Argh, I'm so confused. How was i to know they'd all come to that conclusion?

Okay, i suppose i better explain myself. My best Mate just got a girlfriend, i should be happy for him right? So why am i feeling like this; like he let me down. There's nothing going on between us, but i won't say there never has.

When we first met afew years back it was at my mate Kenny's party and i knew him as the guy in the Linkin Park shirt. We met again at my friend Brooke's party and swapped emails. I i hardly ever went on msn, but i started to when i know he would be online. We became really good mates at Kenny's party that same year.

He asked me out afew weeks after that, but i couldn't give him an answer as i had just gotten out of a really bad relationship and i valued our friendship too much to even think of jeopardizing it, so we just hung out as friends and decided that nothing would ever happen between us, yet my feelings were growing stronger by the minute. In the end i realised that he was that 'One In A Million' guy you will meet and that's the reason i felt so strongly towards him and what i was feeling was love, yet i wasn't inlove with him. (does that make any sense?)
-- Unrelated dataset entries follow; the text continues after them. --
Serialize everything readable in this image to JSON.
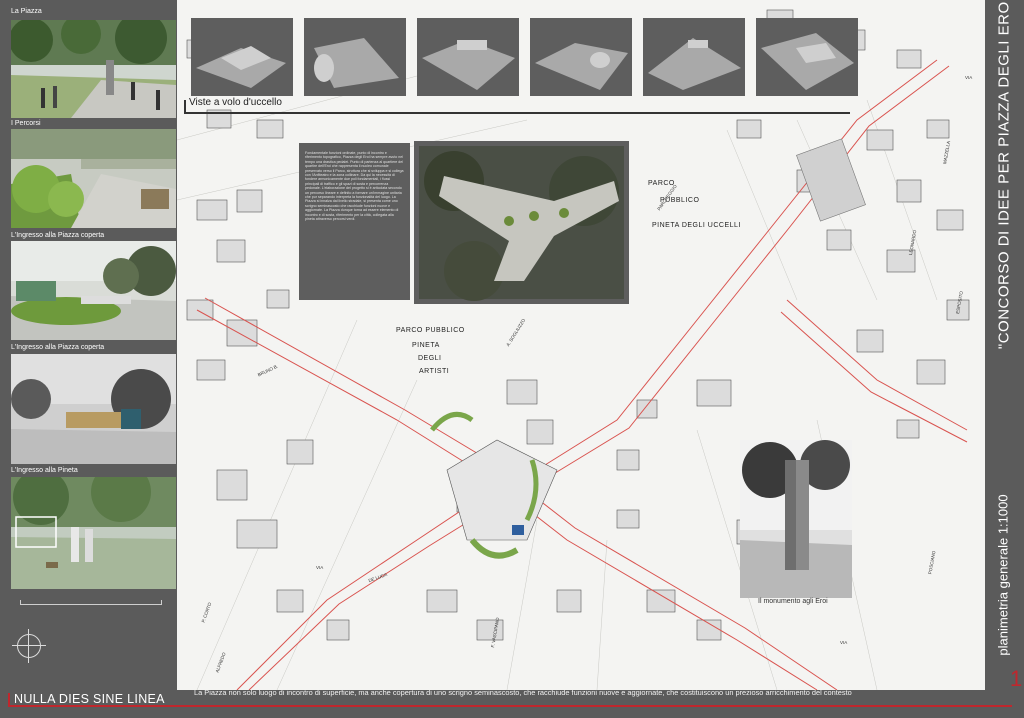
{
  "left_panel": {
    "photos": [
      {
        "label": "La Piazza"
      },
      {
        "label": "I Percorsi"
      },
      {
        "label": "L'Ingresso alla Piazza coperta"
      },
      {
        "label": "L'Ingresso alla Piazza coperta"
      },
      {
        "label": "L'Ingresso alla Pineta"
      }
    ]
  },
  "header": {
    "views_caption": "Viste a volo d'uccello"
  },
  "map": {
    "park_top": [
      "PARCO",
      "PUBBLICO",
      "PINETA  DEGLI  UCCELLI"
    ],
    "park_left": [
      "PARCO  PUBBLICO",
      "PINETA",
      "DEGLI",
      "ARTISTI"
    ],
    "monument_caption": "Il monumento agli Eroi",
    "parking": "PARCHEGGIO",
    "streets": [
      "A. SOGLIUZZO",
      "DE LUCA",
      "VIA",
      "VIA",
      "VIA",
      "F. VASCIPANO",
      "BRUNO B.",
      "MAZZELLA",
      "LEONARDO",
      "ESPOSITO",
      "POSCIANO",
      "P. CORTO",
      "ALFREDO"
    ]
  },
  "text_box": {
    "text": "Fondamentale funzioni ordinate, punto di incontro e riferimento topografico, Piazza degli Eroi ha sempre avuto nel tempo una drastica pedalei. Punto di partenza al quartiere del quartire dell'Eroi che rappresenta il nucleo comunale preservato verso il Parco, struttura che si sviluppa e si collega con l'Anfiteatro e la zona collinare. Da qui la necessità di fondere armonicamente due poli fondamentali, i flussi principali di traffico e gli spazi di sosta e percorrenza pedonale. L'elaborazione del progetto si è articolata secondo un percorso lineare e definito a formare un'immagine unitaria che pur separando interpreta la funzionalità del luogo. La Piazza si innalza dal livello stradale, si presenta come uno scrigno seminascosto che racchiude funzioni nuove e aggiornate. La Piazza dunque torna ad essere elemento di incontro e di sosta, riferimento per la città, collegata alla pineta attraverso percorsi verdi."
  },
  "title_block": {
    "title": "\"CONCORSO DI IDEE PER PIAZZA DEGLI EROI\"",
    "subtitle": "planimetria generale    1:1000",
    "sheet_number": "1"
  },
  "footer": {
    "motto": "NULLA DIES SINE LINEA",
    "caption": "La Piazza non solo luogo di incontro di superficie, ma anche copertura di uno scrigno seminascosto, che racchiude funzioni nuove e aggiornate, che costituiscono un prezioso arricchimento del contesto"
  },
  "colors": {
    "panel_gray": "#5b5b5b",
    "accent_red": "#c0272d",
    "road_red": "#d9534f",
    "green": "#7aa64a"
  }
}
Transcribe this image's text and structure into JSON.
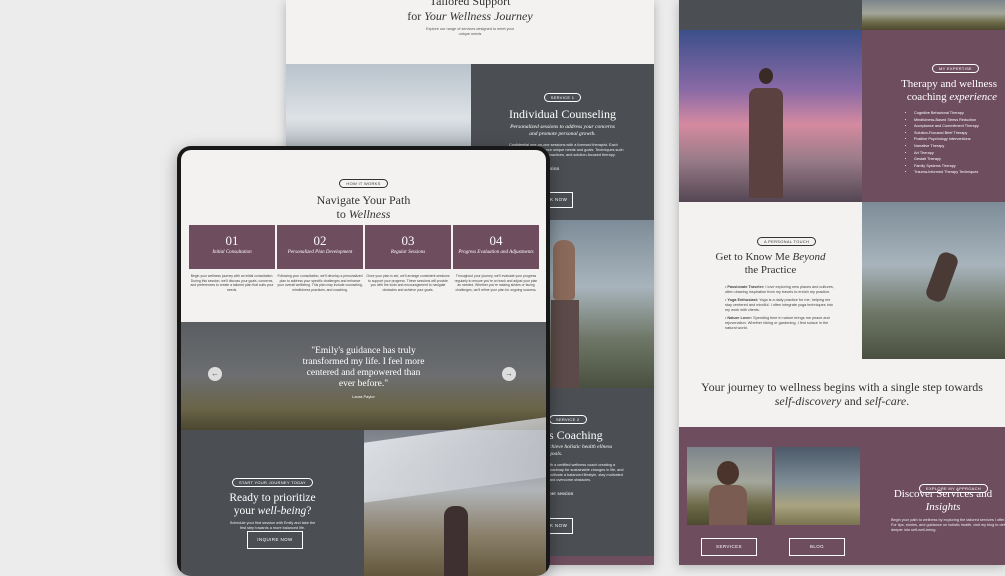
{
  "back_page": {
    "header_title_line1": "Tailored Support",
    "header_title_line2_plain": "for ",
    "header_title_line2_italic": "Your Wellness Journey",
    "header_sub": "Explore our range of services designed to meet your unique needs",
    "service1_pill": "SERVICE 1",
    "service1_title": "Individual Counseling",
    "service1_tagline": "Personalized sessions to address your concerns and promote personal growth.",
    "service1_body": "Confidential one-on-one sessions with a licensed therapist. Each session is tailored to your unique needs and goals. Techniques such as cognitive behavioral practices, and solution-focused therapy.",
    "service1_price": "per session",
    "service1_btn": "BOOK NOW",
    "service2_pill": "SERVICE 2",
    "service2_title": "s Coaching",
    "service2_tagline": "chieve holistic health ellness goals.",
    "service2_body": "ith a certified wellness coach creating a roadmap for sustainable changes in life, and cultivate a balanced lifestyle, stay motivated and overcome obstacles.",
    "service2_price": "per session",
    "service2_btn": "BOOK NOW"
  },
  "side_page": {
    "expertise_pill": "MY EXPERTISE",
    "expertise_title_plain": "Therapy and wellness coaching ",
    "expertise_title_italic": "experience",
    "expertise_items": [
      "Cognitive Behavioral Therapy",
      "Mindfulness-Based Stress Reduction",
      "Acceptance and Commitment Therapy",
      "Solution-Focused Brief Therapy",
      "Positive Psychology Interventions",
      "Narrative Therapy",
      "Art Therapy",
      "Gestalt Therapy",
      "Family Systems Therapy",
      "Trauma-Informed Therapy Techniques"
    ],
    "personal_pill": "A PERSONAL TOUCH",
    "personal_title_plain1": "Get to Know Me ",
    "personal_title_italic": "Beyond",
    "personal_title_plain2": "the Practice",
    "personal_items": [
      {
        "label": "Passionate Traveler:",
        "text": "I love exploring new places and cultures, often drawing inspiration from my travels to enrich my practice."
      },
      {
        "label": "Yoga Enthusiast:",
        "text": "Yoga is a daily practice for me, helping me stay centered and mindful. I often integrate yoga techniques into my work with clients."
      },
      {
        "label": "Nature Lover:",
        "text": "Spending time in nature brings me peace and rejuvenation. Whether hiking or gardening, I find solace in the natural world."
      }
    ],
    "journey_plain": "Your journey to wellness begins with a single step towards",
    "journey_italic1": "self-discovery",
    "journey_and": " and ",
    "journey_italic2": "self-care",
    "journey_end": ".",
    "approach_pill": "EXPLORE MY APPROACH",
    "discover_plain": "Discover Services and ",
    "discover_italic": "Insights",
    "discover_body": "Begin your path to wellness by exploring the tailored services I offer. For tips, stories, and guidance on holistic health, visit my blog to delve deeper into self-well-being.",
    "btn_services": "SERVICES",
    "btn_blog": "BLOG"
  },
  "tablet": {
    "how_pill": "HOW IT WORKS",
    "how_title_line1": "Navigate Your Path",
    "how_title_plain": "to ",
    "how_title_italic": "Wellness",
    "steps": [
      {
        "num": "01",
        "label": "Initial Consultation",
        "desc": "Begin your wellness journey with an initial consultation. During this session, we'll discuss your goals, concerns, and preferences to create a tailored plan that suits your needs."
      },
      {
        "num": "02",
        "label": "Personalized Plan Development",
        "desc": "Following your consultation, we'll develop a personalized plan to address your specific challenges and enhance your overall wellbeing. This plan may include counseling, mindfulness practices, and coaching."
      },
      {
        "num": "03",
        "label": "Regular Sessions",
        "desc": "Once your plan is set, we'll arrange consistent sessions to support your progress. These sessions will provide you with the tools and encouragement to navigate obstacles and achieve your goals."
      },
      {
        "num": "04",
        "label": "Progress Evaluation and Adjustments",
        "desc": "Throughout your journey, we'll evaluate your progress regularly to ensure you're on track and adjust your plan as needed. Whether you're making strides or facing challenges, we'll refine your plan for ongoing success."
      }
    ],
    "quote": "\"Emily's guidance has truly transformed my life. I feel more centered and empowered than ever before.\"",
    "quote_author": "Laura Paylor",
    "arrow_left": "←",
    "arrow_right": "→",
    "cta_pill": "START YOUR JOURNEY TODAY",
    "cta_title_plain": "Ready to prioritize your ",
    "cta_title_italic": "well-being",
    "cta_title_end": "?",
    "cta_body": "Schedule your first session with Emily and take the first step towards a more balanced life.",
    "cta_btn": "INQUIRE NOW"
  },
  "colors": {
    "plum": "#6e4d5e",
    "slate": "#4b4f53",
    "cream": "#f3f2f0"
  }
}
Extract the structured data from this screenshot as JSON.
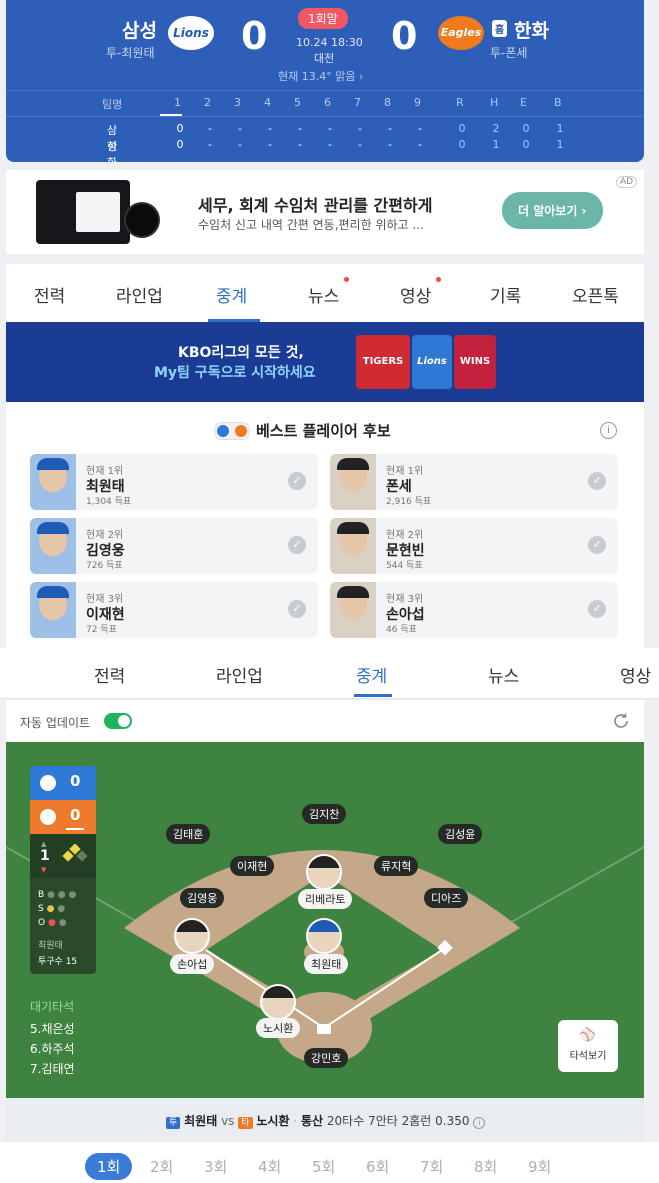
{
  "score": {
    "away": {
      "name": "삼성",
      "pitcher": "투-최원태",
      "score": "0",
      "logo_text": "Lions"
    },
    "home": {
      "name": "한화",
      "pitcher": "투-폰세",
      "score": "0",
      "logo_text": "Eagles",
      "home_badge": "홈"
    },
    "inning": "1회말",
    "datetime": "10.24 18:30",
    "venue": "대전",
    "weather": "현재 13.4° 맑음 ›",
    "table": {
      "header": [
        "팀명",
        "1",
        "2",
        "3",
        "4",
        "5",
        "6",
        "7",
        "8",
        "9",
        "R",
        "H",
        "E",
        "B"
      ],
      "rows": [
        {
          "team": "삼성",
          "cells": [
            "0",
            "-",
            "-",
            "-",
            "-",
            "-",
            "-",
            "-",
            "-",
            "0",
            "2",
            "0",
            "1"
          ]
        },
        {
          "team": "한화",
          "cells": [
            "0",
            "-",
            "-",
            "-",
            "-",
            "-",
            "-",
            "-",
            "-",
            "0",
            "1",
            "0",
            "1"
          ]
        }
      ]
    }
  },
  "ad": {
    "badge": "AD",
    "title": "세무, 회계 수임처 관리를 간편하게",
    "desc": "수임처 신고 내역 간편 연동,편리한 위하고 ...",
    "button": "더 알아보기 ›"
  },
  "tabs": [
    "전력",
    "라인업",
    "중계",
    "뉴스",
    "영상",
    "기록",
    "오픈톡"
  ],
  "banner": {
    "line1": "KBO리그의 모든 것,",
    "line2": "My팀 구독으로 시작하세요",
    "logos": [
      "TIGERS",
      "Lions",
      "WINS"
    ]
  },
  "best": {
    "title": "베스트 플레이어 후보",
    "info_icon": "i",
    "players": [
      {
        "rank": "현재 1위",
        "name": "최원태",
        "votes": "1,304 득표"
      },
      {
        "rank": "현재 1위",
        "name": "폰세",
        "votes": "2,916 득표"
      },
      {
        "rank": "현재 2위",
        "name": "김영웅",
        "votes": "726 득표"
      },
      {
        "rank": "현재 2위",
        "name": "문현빈",
        "votes": "544 득표"
      },
      {
        "rank": "현재 3위",
        "name": "이재현",
        "votes": "72 득표"
      },
      {
        "rank": "현재 3위",
        "name": "손아섭",
        "votes": "46 득표"
      }
    ]
  },
  "tabs2": [
    "전력",
    "라인업",
    "중계",
    "뉴스",
    "영상"
  ],
  "auto_update": "자동 업데이트",
  "field": {
    "away_score": "0",
    "home_score": "0",
    "inning": "1",
    "bso": [
      "B",
      "S",
      "O"
    ],
    "pitcher_label": "최원태",
    "pitch_count": "투구수 15",
    "waiting_title": "대기타석",
    "waiting": [
      "5.채은성",
      "6.하주석",
      "7.김태연"
    ],
    "fielders": {
      "cf": "김지찬",
      "lf": "김태훈",
      "rf": "김성윤",
      "ss": "이재현",
      "b2": "류지혁",
      "b3": "김영웅",
      "b1": "디아즈",
      "catcher": "강민호",
      "pitcher": "최원태"
    },
    "runners": {
      "second": "리베라토",
      "third": "손아섭",
      "batter": "노시환"
    },
    "view_button": "타석보기"
  },
  "matchup": {
    "pitcher_badge": "투",
    "pitcher": "최원태",
    "vs": "vs",
    "batter_badge": "타",
    "batter": "노시환",
    "stats_label": "통산",
    "stats": "20타수 7안타 2홈런 0.350"
  },
  "innings": [
    "1회",
    "2회",
    "3회",
    "4회",
    "5회",
    "6회",
    "7회",
    "8회",
    "9회"
  ],
  "colors": {
    "accent": "#2f6fc9",
    "scoreboard": "#2e5fb8",
    "field": "#3f8340"
  }
}
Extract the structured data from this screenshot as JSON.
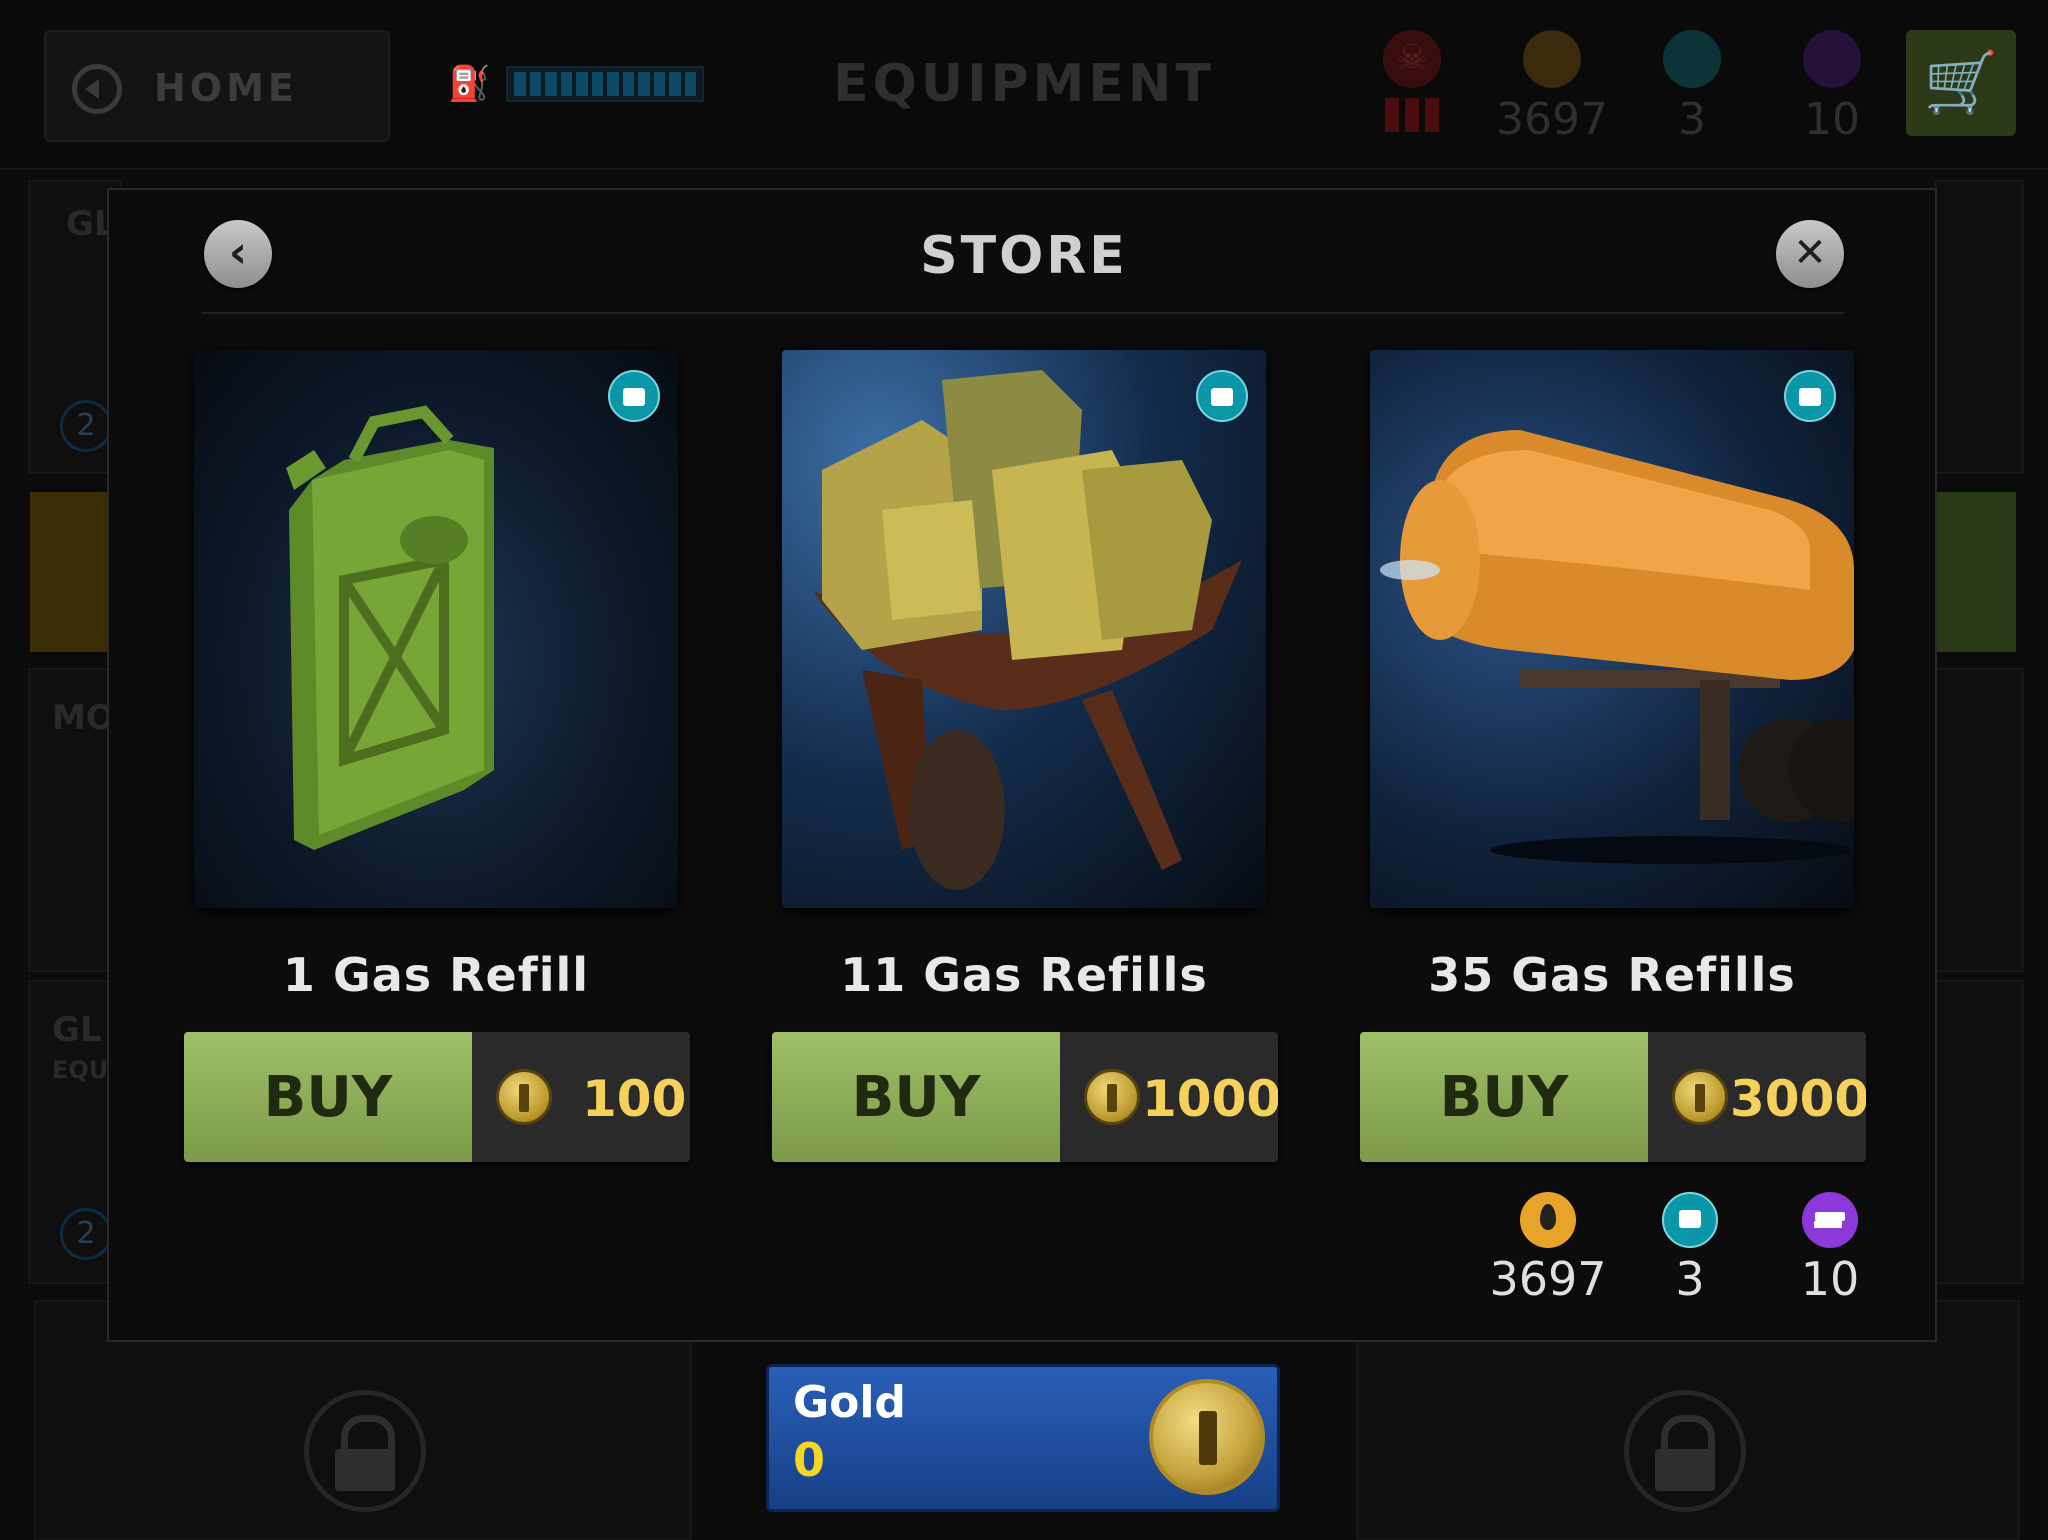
{
  "topbar": {
    "home_label": "HOME",
    "title": "EQUIPMENT",
    "fuel_segments": 12,
    "stats": [
      {
        "name": "skull",
        "value": ""
      },
      {
        "name": "oil",
        "value": "3697"
      },
      {
        "name": "gas-can",
        "value": "3"
      },
      {
        "name": "revolver",
        "value": "10"
      }
    ]
  },
  "background": {
    "panel_labels": [
      "GL",
      "MO",
      "GL",
      "EQU"
    ],
    "badges": [
      "2",
      "2"
    ]
  },
  "store": {
    "title": "STORE",
    "items": [
      {
        "name": "1 Gas Refill",
        "buy_label": "BUY",
        "price": "100"
      },
      {
        "name": "11 Gas Refills",
        "buy_label": "BUY",
        "price": "1000"
      },
      {
        "name": "35 Gas Refills",
        "buy_label": "BUY",
        "price": "3000"
      }
    ],
    "resources": [
      {
        "icon": "oil-drop-icon",
        "value": "3697"
      },
      {
        "icon": "gas-can-icon",
        "value": "3"
      },
      {
        "icon": "revolver-icon",
        "value": "10"
      }
    ]
  },
  "gold": {
    "label": "Gold",
    "value": "0"
  }
}
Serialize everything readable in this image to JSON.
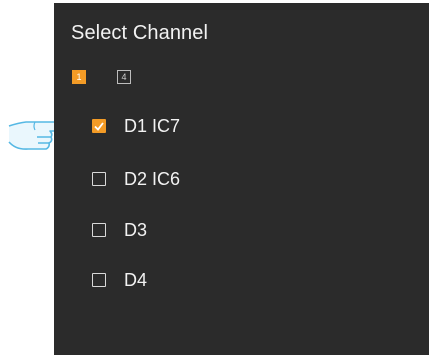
{
  "panel": {
    "title": "Select Channel"
  },
  "layout_options": [
    {
      "label": "1",
      "selected": true
    },
    {
      "label": "4",
      "selected": false
    }
  ],
  "channels": [
    {
      "label": "D1 IC7",
      "checked": true
    },
    {
      "label": "D2 IC6",
      "checked": false
    },
    {
      "label": "D3",
      "checked": false
    },
    {
      "label": "D4",
      "checked": false
    }
  ],
  "colors": {
    "panel_bg": "#2b2b2b",
    "accent": "#f39b26",
    "text": "#f2f2f2"
  },
  "icons": {
    "pointer": "pointing-hand-icon",
    "check": "checkmark-icon"
  }
}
Many things have happened since then and i thought it was clear to everyone else that there was nothing going on; obviously not clear enough. All my friends at school though i liked him and so did all my friends at his school. Him and a friend kissed and all she and everyone else would think of was "What would Beaton think?!" She came running towards me feeling horrible about the whole situation. I told her there was nothing going on. I hoped she believed me.

Today i was talking to Kenny again and he wanted to know if i like him (my best mate). Yet he couldn't give me a reason behind his question, i wanted to know why he thought there was because everyones been asking me that and not telling my why.

I don't know what to think or do, i don't know what he thinks either. Apparently I've been acting as if i do like him, but how is one to act a certain way when that's how they've acted the whole time? I just wish the creases would iron out so that i know what's going on, i hate it when i haven't a clue what other people are thinking and finding out the hard way.